The agreement involves Ambipar and Environmental ESG Participações SA, both under court-supervised restructuring, and formalizes the support of key creditors for the restructuring of Ambipar’s debt and that of certain direct and indirect subsidiaries. The company’s debt is estimated at about R$10 billion.
The backing from majority holders of the green notes marks progress in the restructuring process and strengthens the prospects for a negotiated solution to the company’s debt burden. The agreement gives Ambipar a firmer basis to continue discussions with other creditors.
In parallel, certain subsidiaries of the group signed an amended and restated loan agreement with Itaú BBA International PLC. According to the company, the agreement is aimed mainly at extending past-due debt, a measure that should help ease short-term cash pressure and improve Ambipar’s ability to execute its reorganization plan.

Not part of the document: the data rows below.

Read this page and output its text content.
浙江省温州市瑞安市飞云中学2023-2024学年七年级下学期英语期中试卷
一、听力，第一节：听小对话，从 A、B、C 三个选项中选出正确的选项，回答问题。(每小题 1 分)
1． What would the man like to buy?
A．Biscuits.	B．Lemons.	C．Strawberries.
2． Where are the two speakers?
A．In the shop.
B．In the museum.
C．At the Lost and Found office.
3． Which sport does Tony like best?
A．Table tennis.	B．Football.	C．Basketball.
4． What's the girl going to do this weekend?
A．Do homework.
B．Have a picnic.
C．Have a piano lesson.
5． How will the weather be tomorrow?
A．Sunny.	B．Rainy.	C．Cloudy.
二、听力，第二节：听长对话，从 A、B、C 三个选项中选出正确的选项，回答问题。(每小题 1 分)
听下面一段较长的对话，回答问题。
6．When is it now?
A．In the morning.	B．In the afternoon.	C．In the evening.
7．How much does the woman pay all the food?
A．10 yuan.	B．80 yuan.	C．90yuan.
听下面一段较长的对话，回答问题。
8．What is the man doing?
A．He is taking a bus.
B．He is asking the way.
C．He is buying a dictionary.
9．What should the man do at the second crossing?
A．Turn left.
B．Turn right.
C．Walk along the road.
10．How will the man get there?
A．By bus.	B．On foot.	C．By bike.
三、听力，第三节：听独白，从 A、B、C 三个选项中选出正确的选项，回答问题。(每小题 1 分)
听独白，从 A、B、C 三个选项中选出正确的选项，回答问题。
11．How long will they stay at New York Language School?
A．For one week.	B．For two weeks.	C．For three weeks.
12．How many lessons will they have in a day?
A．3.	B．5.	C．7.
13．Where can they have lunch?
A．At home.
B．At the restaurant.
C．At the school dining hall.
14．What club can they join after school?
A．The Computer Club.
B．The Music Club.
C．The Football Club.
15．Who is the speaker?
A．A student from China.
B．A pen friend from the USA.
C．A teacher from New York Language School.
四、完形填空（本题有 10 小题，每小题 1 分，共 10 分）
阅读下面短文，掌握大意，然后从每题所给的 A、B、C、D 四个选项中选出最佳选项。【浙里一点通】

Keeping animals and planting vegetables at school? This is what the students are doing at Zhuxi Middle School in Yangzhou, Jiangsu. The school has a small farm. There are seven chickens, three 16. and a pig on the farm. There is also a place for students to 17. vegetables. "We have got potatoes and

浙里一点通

The combination of support from “green notes” creditors and the extension of financial obligations represents a relevant step toward restoring visibility to Ambipar’s capital structure. The move may also help preserve commercial relationships, operating contracts and the confidence of clients, suppliers and business partners during the restructuring process.
In the same filing, Ambipar’s management said Tércio Borlenghi Jr., the company’s chief executive officer, and Thiago da Costa Silva, its chief financial officer, will continue to lead operations after the agreement is implemented, in line with the governance structure and controls set out in the restructuring documents.
Ambipar filed for judicial reorganization on October 20, 2025, before the 3rd Business Court of Rio de Janeiro. The request was accepted on October 30. In parallel, Ambipar Emergency Response, an indirect subsidiary of the group, filed a concurrent Chapter 11 proceeding before the U.S. Bankruptcy Court for the Southern District of Texas, Houston Division.
According to Ambipar, full implementation of the agreed terms remains subject to customary conditions precedent, including the negotiation and execution of definitive documents, corporate approvals, approval of the plan at a creditors’ meeting, court confirmation, applicable regulatory approvals and macroeconomic, operational and market conditions.